我可以类似地找到左下角和右下角阵列，但是如何在保持并行性能的同时加入这些阵列？我应该使用共享内存吗？

Answer 1

在针对此问题抛出线程之前，请优化单核的使用。在这种情况下，CPU缓存未命中会产生可测量的差异。例如，考虑这个示例代码，在一种情况下，它将值array [i] [j]和另一个数组[j] [i]相加。其中一个遭受了较少的CPU缓存未命中，因此比另一个快得多。以下代码可用于演示该行为。

public class Sum2D {

    public static void main( String[] args ) {
         int[][] data = createGrid(100);

        long sum = 0;
        long start1 = System.currentTimeMillis();
        for ( int i=0; i<100000; i++ ) {
            sum += sumAcrossFirst(data);
        }

        long end1 = System.currentTimeMillis();

        long start2 = System.currentTimeMillis();
        for ( int i=0; i<100000; i++ ) {
            sum += sumAcrossSecond(data);
        }

        long end2 = System.currentTimeMillis();

        double duration1 = (end1-start1)/1000.0;
        double duration2 = (end2-start2)/1000.0;
        System.out.println("duration1 = " + duration1);
        System.out.println("duration2 = " + duration2);
        System.out.println("sum = " + sum);
    }

    private static int[][] createGrid(int size) {
        int[][] data = new int[size][size];

        for ( int x=0; x<size; x++ ) {
            for ( int y=0; y<size; y++ ) {
                data[x][y] = 1;
            }
        }

        return data;
    }

    private static long sumAcrossFirst(int[][] data) {
        long sum = 0;

        int size = data.length;
        for ( int x=0; x<size; x++ ) {
            for ( int y=0; y<size; y++ ) {
                sum += data[x][y];
            }
        }

        return sum;
    }

    private static long sumAcrossSecond(int[][] data) {
        long sum = 0;

        int size = data.length;
        for ( int x=0; x<size; x++ ) {
            for ( int y=0; y<size; y++ ) {
                sum += data[y][x];
            }
        }

        return sum;
    }


}

另一个优化是将int [] []减少到int []，这将涉及更少的指针追逐，现代CPU预取程序将启动并将数组的下一部分保留在其缓存中。
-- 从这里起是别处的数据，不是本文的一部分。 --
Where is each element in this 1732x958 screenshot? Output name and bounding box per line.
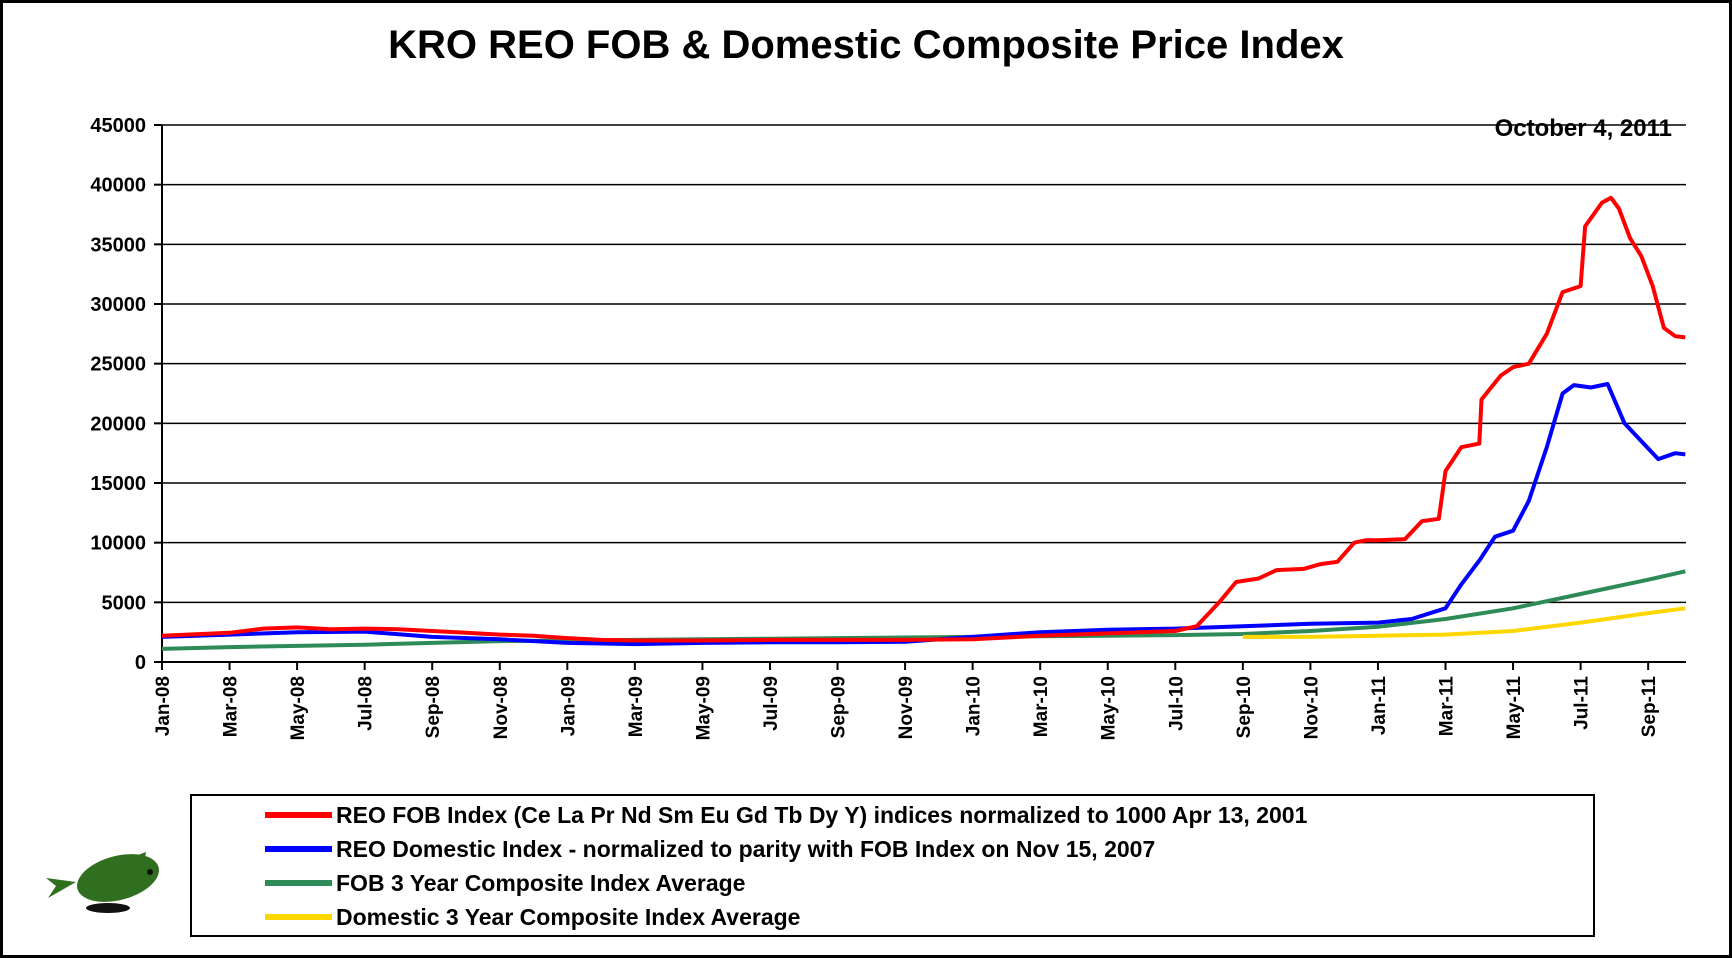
- x-tick-label: Sep-10: [1234, 676, 1255, 738]
- y-tick-label: 15000: [90, 473, 146, 495]
- y-tick-label: 30000: [90, 294, 146, 316]
- legend-label: REO Domestic Index - normalized to parit…: [336, 836, 1155, 862]
- y-tick-label: 5000: [102, 592, 147, 614]
- legend-items: REO FOB Index (Ce La Pr Nd Sm Eu Gd Tb D…: [265, 802, 1308, 930]
- legend-label: REO FOB Index (Ce La Pr Nd Sm Eu Gd Tb D…: [336, 802, 1308, 828]
- x-tick-label: Nov-08: [491, 676, 512, 739]
- legend-label: Domestic 3 Year Composite Index Average: [336, 904, 800, 930]
- series-line-1: [161, 382, 1686, 647]
- fish-logo: [46, 852, 159, 913]
- x-tick-label: Jan-08: [153, 676, 174, 736]
- series-line-0: [161, 195, 1686, 643]
- x-tick-label: Mar-10: [1031, 676, 1052, 737]
- x-tick-label: Nov-09: [896, 676, 917, 739]
- series-line-2: [161, 569, 1686, 651]
- chart-date-annotation: October 4, 2011: [1495, 115, 1672, 142]
- y-tick-label: 45000: [90, 115, 146, 137]
- y-tick-label: 10000: [90, 533, 146, 555]
- x-tick-label: May-10: [1099, 676, 1120, 740]
- series-lines: [161, 195, 1686, 651]
- x-tick-label: Jul-09: [761, 676, 782, 731]
- x-tick-label: May-08: [288, 676, 309, 740]
- x-tick-label: Sep-08: [423, 676, 444, 738]
- x-tick-label: Sep-11: [1639, 676, 1660, 738]
- legend-label: FOB 3 Year Composite Index Average: [336, 870, 745, 896]
- y-tick-label: 35000: [90, 234, 146, 256]
- x-tick-label: Mar-08: [221, 676, 242, 737]
- y-tick-label: 40000: [90, 175, 146, 197]
- y-tick-label: 20000: [90, 413, 146, 435]
- legend-box: [190, 794, 1595, 937]
- series-line-3: [1242, 606, 1686, 639]
- chart-title: KRO REO FOB & Domestic Composite Price I…: [388, 23, 1344, 67]
- gridlines: [162, 124, 1686, 604]
- x-tick-label: Jul-08: [356, 676, 377, 731]
- x-tick-label: Nov-10: [1301, 676, 1322, 739]
- x-tick-label: Jan-09: [558, 676, 579, 736]
- x-tick-label: Jan-10: [964, 676, 985, 736]
- x-tick-label: Sep-09: [829, 676, 850, 738]
- x-tick-label: Jul-11: [1572, 676, 1593, 730]
- x-tick-label: May-11: [1504, 676, 1525, 740]
- x-tick-label: May-09: [693, 676, 714, 740]
- legend: REO FOB Index (Ce La Pr Nd Sm Eu Gd Tb D…: [190, 794, 1595, 937]
- x-tick-label: Mar-09: [626, 676, 647, 737]
- x-tick-label: Mar-11: [1437, 676, 1458, 737]
- x-axis: Jan-08 Mar-08 May-08 Jul-08 Sep-08 Nov-08 Jan-…: [153, 661, 1686, 740]
- x-tick-label: Jul-10: [1166, 676, 1187, 731]
- y-tick-label: 25000: [90, 354, 146, 376]
- x-tick-label: Jan-11: [1369, 676, 1390, 736]
- y-tick-label: 0: [135, 652, 146, 674]
- y-axis: 0 5000 10000 15000 20000 25000 30000 35000 40000…: [90, 115, 163, 674]
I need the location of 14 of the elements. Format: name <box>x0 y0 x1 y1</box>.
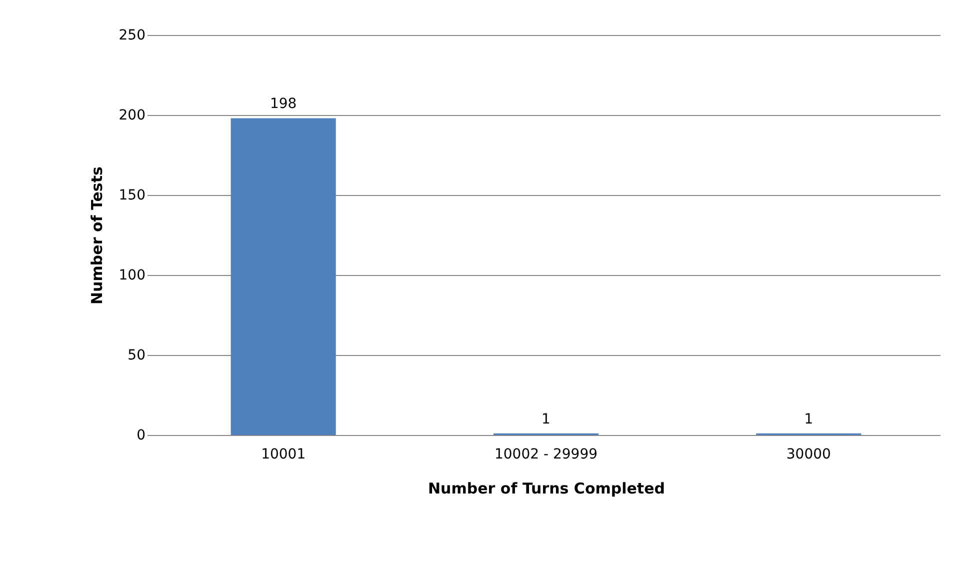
x-tick-label: 10002 - 29999 <box>494 446 598 462</box>
x-tick-label: 10001 <box>261 446 306 462</box>
x-tick-label: 30000 <box>786 446 831 462</box>
y-tick-label: 200 <box>118 108 146 124</box>
y-tick-label: 100 <box>118 268 146 284</box>
data-label: 1 <box>804 411 814 428</box>
x-axis-title: Number of Turns Completed <box>428 480 666 498</box>
y-axis-title: Number of Tests <box>88 166 106 304</box>
data-label: 1 <box>542 411 550 428</box>
y-tick-label: 0 <box>136 428 146 444</box>
y-tick-label: 150 <box>118 188 146 204</box>
y-tick-label: 50 <box>128 348 146 364</box>
y-tick-label: 250 <box>118 28 146 44</box>
data-label: 198 <box>270 96 297 112</box>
要进行并行操作，您必须考虑相同的缓存行为，并认识到使用多个线程已经过头了。因此，较小的数组在单个线程上的总和会更快。这个阈值最好用CPU来衡量，但一般情况下它会在1000左右或更高。也就是说，在担心额外的复杂性之前，我通常会等待输入数据传递一百万个单元格。跨阵列求和很快。

总结阵列的最快方法是使用SIMD指令，遗憾的是，如果不使用JNI或类似的东西，它们不能直接在Java中使用。 Fork / Join是一项令人钦佩的工作，但在它加速之前它有一些开销。这意味着在并行和单核之间需要多少个整数才能达到收支平衡的门槛值更高。

让多个线程写入相同的单个数组是有意义的。请注意，从多个CPU内核写入内容会导致内核之间的高速缓存失效，如果您有两个独立的内核访问同一内存页，则会导致抖动。

所以为了开始，这是一种你可以自由攻击的方法。它演示了如何使用Java Executor;这是位于Fork / Join框架下面的线程池。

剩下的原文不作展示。